Confessions: Education
Nevertheless, if I was sluggish in learning, I found myself being pounded. This recourse was in fact praised by our ancestors, who, as they before us passed through this poor life in their multitudes, built ahead of themselves pathways of anguish that we were forced to walk to the end, with multiples of hardship for the sons of Adam.
However, Master, we did encounter people who prayed to you, and we learned from them. We understood—as far as we could understand—that you were a mighty someone who, though not evident to our physical senses, could give ear to us and come to our aid.—Saint Augustine, Confessions 1.14
Augustine struggled in school; in fact, it seems that he struggled to the point of being “pounded” by his teachers. Augustine saw school as anguish we all have to go through as a necessary process. Those who came before us established the pathways and we too must walk in it. But though school is torture, along the path of education, in his books, Augustine encountered people who prayed to God. He also encountered a God that could come to his aid.

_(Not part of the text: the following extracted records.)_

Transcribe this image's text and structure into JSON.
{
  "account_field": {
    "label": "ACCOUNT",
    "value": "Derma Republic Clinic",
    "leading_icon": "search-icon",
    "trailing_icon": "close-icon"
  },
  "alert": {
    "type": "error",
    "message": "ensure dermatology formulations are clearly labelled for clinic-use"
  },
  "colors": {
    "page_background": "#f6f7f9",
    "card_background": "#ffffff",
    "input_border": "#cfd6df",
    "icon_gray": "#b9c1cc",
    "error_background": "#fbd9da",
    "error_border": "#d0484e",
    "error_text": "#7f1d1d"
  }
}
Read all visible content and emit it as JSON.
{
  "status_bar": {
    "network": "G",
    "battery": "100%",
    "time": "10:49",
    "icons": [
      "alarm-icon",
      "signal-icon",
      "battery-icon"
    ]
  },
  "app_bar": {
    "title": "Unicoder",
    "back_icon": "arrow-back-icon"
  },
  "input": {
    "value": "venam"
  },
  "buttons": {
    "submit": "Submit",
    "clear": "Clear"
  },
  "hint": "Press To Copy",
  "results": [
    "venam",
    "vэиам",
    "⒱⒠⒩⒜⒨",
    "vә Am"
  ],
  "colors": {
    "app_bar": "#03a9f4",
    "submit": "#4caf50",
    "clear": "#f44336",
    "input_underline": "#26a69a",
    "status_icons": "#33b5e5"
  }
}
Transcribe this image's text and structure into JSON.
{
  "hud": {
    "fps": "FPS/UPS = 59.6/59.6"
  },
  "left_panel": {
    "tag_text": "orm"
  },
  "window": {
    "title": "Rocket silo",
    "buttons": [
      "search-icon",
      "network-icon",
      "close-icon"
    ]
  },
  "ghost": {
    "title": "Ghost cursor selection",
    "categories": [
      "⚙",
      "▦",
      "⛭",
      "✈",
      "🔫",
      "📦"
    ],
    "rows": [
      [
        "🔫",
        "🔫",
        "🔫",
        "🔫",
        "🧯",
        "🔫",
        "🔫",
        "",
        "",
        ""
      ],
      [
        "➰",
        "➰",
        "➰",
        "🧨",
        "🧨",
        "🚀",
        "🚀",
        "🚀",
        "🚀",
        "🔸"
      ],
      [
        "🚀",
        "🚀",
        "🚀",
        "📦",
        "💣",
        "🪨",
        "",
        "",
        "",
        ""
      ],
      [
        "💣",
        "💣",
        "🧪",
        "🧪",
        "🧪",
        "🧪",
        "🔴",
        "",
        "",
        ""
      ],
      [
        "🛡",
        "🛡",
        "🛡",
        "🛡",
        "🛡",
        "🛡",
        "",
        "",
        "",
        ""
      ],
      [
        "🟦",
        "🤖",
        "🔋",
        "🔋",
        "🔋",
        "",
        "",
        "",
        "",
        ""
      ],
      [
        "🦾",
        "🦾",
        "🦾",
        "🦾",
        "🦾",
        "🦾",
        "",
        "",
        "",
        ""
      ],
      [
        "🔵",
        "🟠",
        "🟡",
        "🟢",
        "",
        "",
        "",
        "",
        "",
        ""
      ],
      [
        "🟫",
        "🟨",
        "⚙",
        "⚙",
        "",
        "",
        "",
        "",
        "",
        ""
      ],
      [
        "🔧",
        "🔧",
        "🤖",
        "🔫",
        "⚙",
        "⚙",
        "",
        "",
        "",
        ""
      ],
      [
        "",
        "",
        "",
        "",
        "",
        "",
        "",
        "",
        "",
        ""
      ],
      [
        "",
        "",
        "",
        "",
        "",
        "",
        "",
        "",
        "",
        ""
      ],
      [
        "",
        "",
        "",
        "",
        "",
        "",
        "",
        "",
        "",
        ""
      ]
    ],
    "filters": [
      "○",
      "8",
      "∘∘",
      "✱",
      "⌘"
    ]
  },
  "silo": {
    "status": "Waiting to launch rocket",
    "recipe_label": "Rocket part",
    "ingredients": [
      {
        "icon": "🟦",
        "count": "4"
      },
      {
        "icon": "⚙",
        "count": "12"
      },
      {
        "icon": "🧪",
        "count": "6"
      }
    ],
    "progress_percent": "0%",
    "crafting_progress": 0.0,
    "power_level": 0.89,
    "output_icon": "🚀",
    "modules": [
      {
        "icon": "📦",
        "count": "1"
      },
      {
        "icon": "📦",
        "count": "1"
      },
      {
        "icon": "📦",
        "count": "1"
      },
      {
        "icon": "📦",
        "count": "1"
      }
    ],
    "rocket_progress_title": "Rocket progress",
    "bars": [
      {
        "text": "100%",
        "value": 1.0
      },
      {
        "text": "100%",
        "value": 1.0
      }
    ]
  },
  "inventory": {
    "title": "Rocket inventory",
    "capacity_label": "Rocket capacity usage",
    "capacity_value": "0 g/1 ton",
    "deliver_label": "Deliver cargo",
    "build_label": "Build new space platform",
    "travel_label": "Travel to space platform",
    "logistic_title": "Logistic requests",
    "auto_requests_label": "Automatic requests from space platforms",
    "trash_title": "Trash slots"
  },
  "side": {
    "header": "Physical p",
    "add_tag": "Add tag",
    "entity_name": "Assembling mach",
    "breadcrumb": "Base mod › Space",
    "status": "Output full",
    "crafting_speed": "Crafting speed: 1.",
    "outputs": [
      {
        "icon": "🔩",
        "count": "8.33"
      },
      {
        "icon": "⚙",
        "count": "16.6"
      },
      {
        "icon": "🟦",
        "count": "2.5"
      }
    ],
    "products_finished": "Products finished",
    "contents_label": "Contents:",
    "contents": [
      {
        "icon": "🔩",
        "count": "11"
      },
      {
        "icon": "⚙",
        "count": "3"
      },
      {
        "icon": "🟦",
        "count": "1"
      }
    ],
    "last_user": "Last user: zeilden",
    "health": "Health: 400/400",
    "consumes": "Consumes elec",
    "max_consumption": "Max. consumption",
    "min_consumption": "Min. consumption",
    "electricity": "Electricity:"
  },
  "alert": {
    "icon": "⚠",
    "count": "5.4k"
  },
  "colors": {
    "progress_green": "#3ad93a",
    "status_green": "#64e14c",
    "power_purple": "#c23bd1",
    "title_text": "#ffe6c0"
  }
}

In an interview with Krista Tippet, Eugene Peterson said that he had “dead mentors.” People whose writings inspired him, counseled him, guided him, and taught him that lived in ages past. I believe this is what Augustine is communicating. Through his education, Augustine acquired dead mentors whose lives, and teachings revealed to him a God who although not being “evident to our physical senses, could give ear to us and come to our aid.”
Becoming educated is a grueling process, but it is through proper education that we come to be acquainted with mentors and God. The hardship of the sons of Adam is not only the backbreaking work of tilling the soil, but also the mind-breaking work of tilling the soul.
Hard work was created for everyone,
and a heavy yoke is laid on the children of Adam,
from the day they come forth from their mother’s womb
until the day they return to the mother of all the living.
Perplexities and fear of heart are theirs,
and anxious thought of the day of their death.
From the one who sits on a splendid throne
to the one who grovels in dust and ashes
— Sirach 40:1-3 (rf. Gen 3:16-19)
Show me your ways, Lord,
teach me your paths.
Guide me in your truth and teach me,
for you are God my Savior,
and my hope is in you all day long. —Psalm 25:4-5
Lord help me love education, guide me to those who can teach me, that I may till my soul.
Note: These are my daily reflections as I go through Saint Agustine's Confessions. Unless otherwise noted, I am using Sarah Ruden's translation of the original text, and the NIV.